Feel free to post this evidence that wfh is not more productive. Everything I have seen has unusual metrics or seems obvious that a conclusion was reached based on what the purchaser of the study wanted.

Wfh is better for documentation and stops side work nobody knows about because you bake it into your business.

Creating a document? Better have Metadata and a reason, and stored publicly. No one off excel sheets, or emailed word docs.

Wikis and collaborative tools are used in the open by everyone, as well as dashboarding and production metrics. Clear defined work processes and workflows are a must.

What happens in hybrid, is people start doing the sticky notes, using email, word of mouth work, and undocumented training/knowledge share.

By publicly. I mean internally, all workers should have access to, and edit rights to, all knowledge.

[–] EatATaco@lemm.ee 1 points 5 months ago (1 children)

https://web.archive.org/web/20240316183946/https:/fortune.com/2023/07/06/remote-workers-less-productive-wfh-research/

There is nothing about working from home or hybrid that limits nor enables your ability to implement all of the policies you've listed out.

It seems to me that your defeating your whole point by arguing that because wfh has some shortcomings you have to implement extra policies to make it work, which makes work better. But what would probably be just as good would be implementing those things with a hybrid schedule.

[–] westyvw@lemm.ee 2 points 5 months ago (1 children)

The point is that you can't measure productivity if there is no effort to actually make it work. At that point hybrid is just as bad.

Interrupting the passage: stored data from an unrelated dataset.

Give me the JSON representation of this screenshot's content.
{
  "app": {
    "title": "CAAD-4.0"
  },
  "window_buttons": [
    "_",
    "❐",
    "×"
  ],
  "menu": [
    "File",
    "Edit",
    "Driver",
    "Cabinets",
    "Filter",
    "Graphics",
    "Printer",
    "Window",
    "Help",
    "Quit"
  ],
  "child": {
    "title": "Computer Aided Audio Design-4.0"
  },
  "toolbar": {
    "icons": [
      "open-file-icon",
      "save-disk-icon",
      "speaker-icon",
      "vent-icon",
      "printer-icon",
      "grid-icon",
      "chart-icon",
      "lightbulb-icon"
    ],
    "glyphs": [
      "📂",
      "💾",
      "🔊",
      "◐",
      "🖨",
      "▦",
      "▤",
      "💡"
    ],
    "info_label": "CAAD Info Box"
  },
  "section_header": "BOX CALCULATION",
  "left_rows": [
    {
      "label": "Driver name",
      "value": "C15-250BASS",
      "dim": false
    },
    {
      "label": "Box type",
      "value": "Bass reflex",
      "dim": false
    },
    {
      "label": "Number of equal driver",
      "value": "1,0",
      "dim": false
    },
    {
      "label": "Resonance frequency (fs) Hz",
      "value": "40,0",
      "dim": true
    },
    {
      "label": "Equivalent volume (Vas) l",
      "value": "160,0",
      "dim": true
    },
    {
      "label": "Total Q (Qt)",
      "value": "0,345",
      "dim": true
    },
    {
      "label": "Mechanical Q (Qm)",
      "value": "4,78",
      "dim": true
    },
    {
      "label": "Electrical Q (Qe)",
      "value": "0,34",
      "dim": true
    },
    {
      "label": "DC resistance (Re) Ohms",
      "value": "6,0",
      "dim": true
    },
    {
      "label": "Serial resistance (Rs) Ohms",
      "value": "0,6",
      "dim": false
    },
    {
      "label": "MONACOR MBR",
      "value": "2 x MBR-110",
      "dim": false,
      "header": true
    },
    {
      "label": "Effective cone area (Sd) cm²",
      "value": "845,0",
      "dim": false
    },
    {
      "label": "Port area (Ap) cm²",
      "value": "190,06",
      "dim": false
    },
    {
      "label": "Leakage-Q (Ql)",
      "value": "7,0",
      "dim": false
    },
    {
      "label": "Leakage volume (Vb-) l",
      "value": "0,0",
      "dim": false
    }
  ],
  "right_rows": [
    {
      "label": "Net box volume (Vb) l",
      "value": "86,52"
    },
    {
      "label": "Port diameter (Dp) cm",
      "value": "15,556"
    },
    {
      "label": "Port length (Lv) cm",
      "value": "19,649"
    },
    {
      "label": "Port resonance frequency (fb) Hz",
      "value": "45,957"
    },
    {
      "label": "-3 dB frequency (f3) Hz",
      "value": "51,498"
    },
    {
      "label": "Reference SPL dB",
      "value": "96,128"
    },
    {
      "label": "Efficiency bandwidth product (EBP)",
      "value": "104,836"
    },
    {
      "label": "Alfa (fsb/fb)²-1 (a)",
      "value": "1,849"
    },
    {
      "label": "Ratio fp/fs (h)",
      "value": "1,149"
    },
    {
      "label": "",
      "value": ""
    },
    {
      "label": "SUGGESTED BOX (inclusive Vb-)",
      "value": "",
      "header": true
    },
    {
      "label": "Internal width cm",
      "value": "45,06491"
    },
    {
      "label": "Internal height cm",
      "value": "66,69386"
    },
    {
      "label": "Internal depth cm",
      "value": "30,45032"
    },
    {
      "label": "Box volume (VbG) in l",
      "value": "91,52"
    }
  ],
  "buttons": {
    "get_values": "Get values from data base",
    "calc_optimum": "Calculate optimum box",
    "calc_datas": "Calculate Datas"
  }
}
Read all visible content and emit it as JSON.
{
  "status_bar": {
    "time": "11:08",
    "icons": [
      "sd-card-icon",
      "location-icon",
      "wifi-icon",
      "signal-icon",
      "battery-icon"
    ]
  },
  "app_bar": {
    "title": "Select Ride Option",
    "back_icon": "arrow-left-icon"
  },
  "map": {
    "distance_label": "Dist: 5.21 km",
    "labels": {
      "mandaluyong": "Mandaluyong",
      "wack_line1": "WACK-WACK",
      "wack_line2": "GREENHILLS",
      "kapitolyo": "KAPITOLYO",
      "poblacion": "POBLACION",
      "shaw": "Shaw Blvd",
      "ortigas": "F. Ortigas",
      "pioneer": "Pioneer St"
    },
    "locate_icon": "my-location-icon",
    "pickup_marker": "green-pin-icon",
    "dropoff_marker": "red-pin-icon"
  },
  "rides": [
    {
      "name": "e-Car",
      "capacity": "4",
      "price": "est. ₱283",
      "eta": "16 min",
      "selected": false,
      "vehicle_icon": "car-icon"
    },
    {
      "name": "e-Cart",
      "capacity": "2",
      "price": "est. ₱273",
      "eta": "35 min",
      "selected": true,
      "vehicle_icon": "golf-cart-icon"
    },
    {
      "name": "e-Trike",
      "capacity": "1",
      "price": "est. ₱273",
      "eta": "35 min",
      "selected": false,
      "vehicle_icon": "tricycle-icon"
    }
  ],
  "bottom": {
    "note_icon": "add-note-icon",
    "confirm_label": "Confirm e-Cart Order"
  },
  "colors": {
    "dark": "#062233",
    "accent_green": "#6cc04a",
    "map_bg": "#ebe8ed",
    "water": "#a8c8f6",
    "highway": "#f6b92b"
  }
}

The article was interesting, and this stood out:

In many of the studies we cite and in some of our own survey evidence, workers often get more done when remote simply because they save time from the daily commute and from other office distractions,” Barrero tells Fortune. “This can make them look more productive on a ‘per day’ basis, even if it means they’re actually less productive on a ‘per hour’ basis.

So why does per hour win over per day? I would rather be productive each day and manage my own time over an hour by hour basis.

Which leads to another key point in productivity: asynchronous work. Hybrid and in office tends to go back to synchronous work, which in itself is not productive.